Not every patient is a good candidate for these procedures and techniques. Your radiation oncologist will talk to you about whether any of these options are right for you:
|Procedure or technique||How it works||Used to treat|
|Respiratory gating||This technique synchronizes radiation therapy with a patient's breathing for cancers in organs that move when you breathe. The radiation beams turn on and off to deliver radiation only during certain points in a patient's respiration cycle.||Breast cancer, liver cancer, lung cancer|
|Prone breast irradiation||The patient lies on her stomach so that her heart and lungs are less exposed to radiation during treatment.||Breast cancer|
|Accelerated breast irradiation||This type of whole breast irradiation cuts treatment time in half and gives the same benefits. Accelerated partial breast irradiation can help preserve the breast.||Early-stage breast cancer|
|Deep inspiration breath hold||This technique helps minimize the amount of radiation exposure to the heart — while not affecting the amount delivered to the tumor — during treatment.||Cancers in the left breast|
|Image-guided radiation therapy (IGRT)||For this technique, your radiation therapy team images the tumor before every treatment so they can deliver a higher dose of radiation more percisely to the tumor.

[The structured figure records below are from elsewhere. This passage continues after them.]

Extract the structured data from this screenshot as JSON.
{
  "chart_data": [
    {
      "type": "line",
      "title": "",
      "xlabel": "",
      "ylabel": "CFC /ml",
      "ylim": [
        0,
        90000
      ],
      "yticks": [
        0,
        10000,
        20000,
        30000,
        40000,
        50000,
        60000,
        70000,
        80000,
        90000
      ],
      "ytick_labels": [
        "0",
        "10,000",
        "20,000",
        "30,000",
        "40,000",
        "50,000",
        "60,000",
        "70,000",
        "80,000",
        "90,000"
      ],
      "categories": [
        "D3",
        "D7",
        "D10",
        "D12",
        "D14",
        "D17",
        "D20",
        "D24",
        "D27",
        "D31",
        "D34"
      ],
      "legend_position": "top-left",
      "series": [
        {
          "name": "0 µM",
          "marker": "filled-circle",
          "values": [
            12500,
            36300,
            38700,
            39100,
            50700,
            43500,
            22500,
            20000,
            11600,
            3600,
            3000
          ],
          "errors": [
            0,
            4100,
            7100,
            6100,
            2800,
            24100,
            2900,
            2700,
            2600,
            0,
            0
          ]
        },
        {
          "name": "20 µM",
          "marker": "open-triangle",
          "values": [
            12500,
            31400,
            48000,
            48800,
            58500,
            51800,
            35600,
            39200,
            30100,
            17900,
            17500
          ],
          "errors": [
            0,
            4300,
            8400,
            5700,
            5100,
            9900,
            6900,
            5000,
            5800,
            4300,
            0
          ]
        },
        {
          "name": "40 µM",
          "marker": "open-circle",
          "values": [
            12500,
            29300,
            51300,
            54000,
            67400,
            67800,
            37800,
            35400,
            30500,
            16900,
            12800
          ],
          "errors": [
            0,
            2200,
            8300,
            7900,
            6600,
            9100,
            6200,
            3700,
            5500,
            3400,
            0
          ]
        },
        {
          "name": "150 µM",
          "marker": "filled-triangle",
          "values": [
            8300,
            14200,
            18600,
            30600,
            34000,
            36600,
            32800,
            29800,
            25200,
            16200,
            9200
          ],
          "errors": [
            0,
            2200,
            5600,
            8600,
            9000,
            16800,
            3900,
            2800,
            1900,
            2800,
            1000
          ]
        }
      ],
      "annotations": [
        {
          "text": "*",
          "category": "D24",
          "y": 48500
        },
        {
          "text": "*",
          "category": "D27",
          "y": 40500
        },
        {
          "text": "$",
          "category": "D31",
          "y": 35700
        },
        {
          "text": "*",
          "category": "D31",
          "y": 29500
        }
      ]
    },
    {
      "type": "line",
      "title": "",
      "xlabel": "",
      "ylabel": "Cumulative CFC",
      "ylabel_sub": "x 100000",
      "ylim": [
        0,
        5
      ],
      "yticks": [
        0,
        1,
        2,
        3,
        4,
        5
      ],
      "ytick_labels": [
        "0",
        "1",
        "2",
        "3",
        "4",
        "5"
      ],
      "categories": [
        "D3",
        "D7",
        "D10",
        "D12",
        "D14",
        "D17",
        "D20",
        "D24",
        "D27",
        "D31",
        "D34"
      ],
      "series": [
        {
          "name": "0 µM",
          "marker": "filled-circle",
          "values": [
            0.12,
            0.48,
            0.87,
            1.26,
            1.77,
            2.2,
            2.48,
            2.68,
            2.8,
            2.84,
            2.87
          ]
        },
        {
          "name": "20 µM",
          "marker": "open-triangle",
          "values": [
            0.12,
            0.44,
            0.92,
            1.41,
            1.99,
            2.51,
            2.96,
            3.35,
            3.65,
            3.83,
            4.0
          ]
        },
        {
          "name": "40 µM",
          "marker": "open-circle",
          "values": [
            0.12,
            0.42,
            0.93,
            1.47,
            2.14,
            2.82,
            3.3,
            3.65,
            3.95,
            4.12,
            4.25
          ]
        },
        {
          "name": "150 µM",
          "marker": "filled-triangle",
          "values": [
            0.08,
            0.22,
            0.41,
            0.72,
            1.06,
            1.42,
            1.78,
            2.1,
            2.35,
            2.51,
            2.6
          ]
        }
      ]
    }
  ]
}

IGRT can adjust for changes in the patient's position as well as tumor changes throughout treatment. Doctors at Rush deliver IGRT using the TomoTherapy Hi-Art and Varian Trilogy systems.||Brain cancer, breast cancer, head and neck cancers, lung cancers, prostate cancer, sarcomas|
Why choose Rush for radiation therapy
- Specialized expertise: Because radiation oncologists at Rush focuses on treating specific forms of cancers, they have a better understanding of treatment nuances for these types of cancer.
- Innovative treatments: Radiation oncologists at Rush are committed to using techniques that help eliminate cancers while sparing healthy tissues, such as deep inspiration breath hold for left-sided breast cancer and hippocampal-sparing brain radiotherapy for brain cancers. Rush is also one of the few centers in the Midwest to offer intraoperative radiation therapy (IORT) for breast cancer.
- Accredited care: The Rush University Cancer Center received the Outstanding Achievement Award from the American College of Surgeons' Commission on Cancer in its most recent survey. Rush has received this triennial award all four times since the award was created in 2004. The prestigious award recognizes programs that excel in providing quality cancer care.
- Nationally recognized program: Cancer services at Rush are ranked among the best in the country by U.S. News & World Report.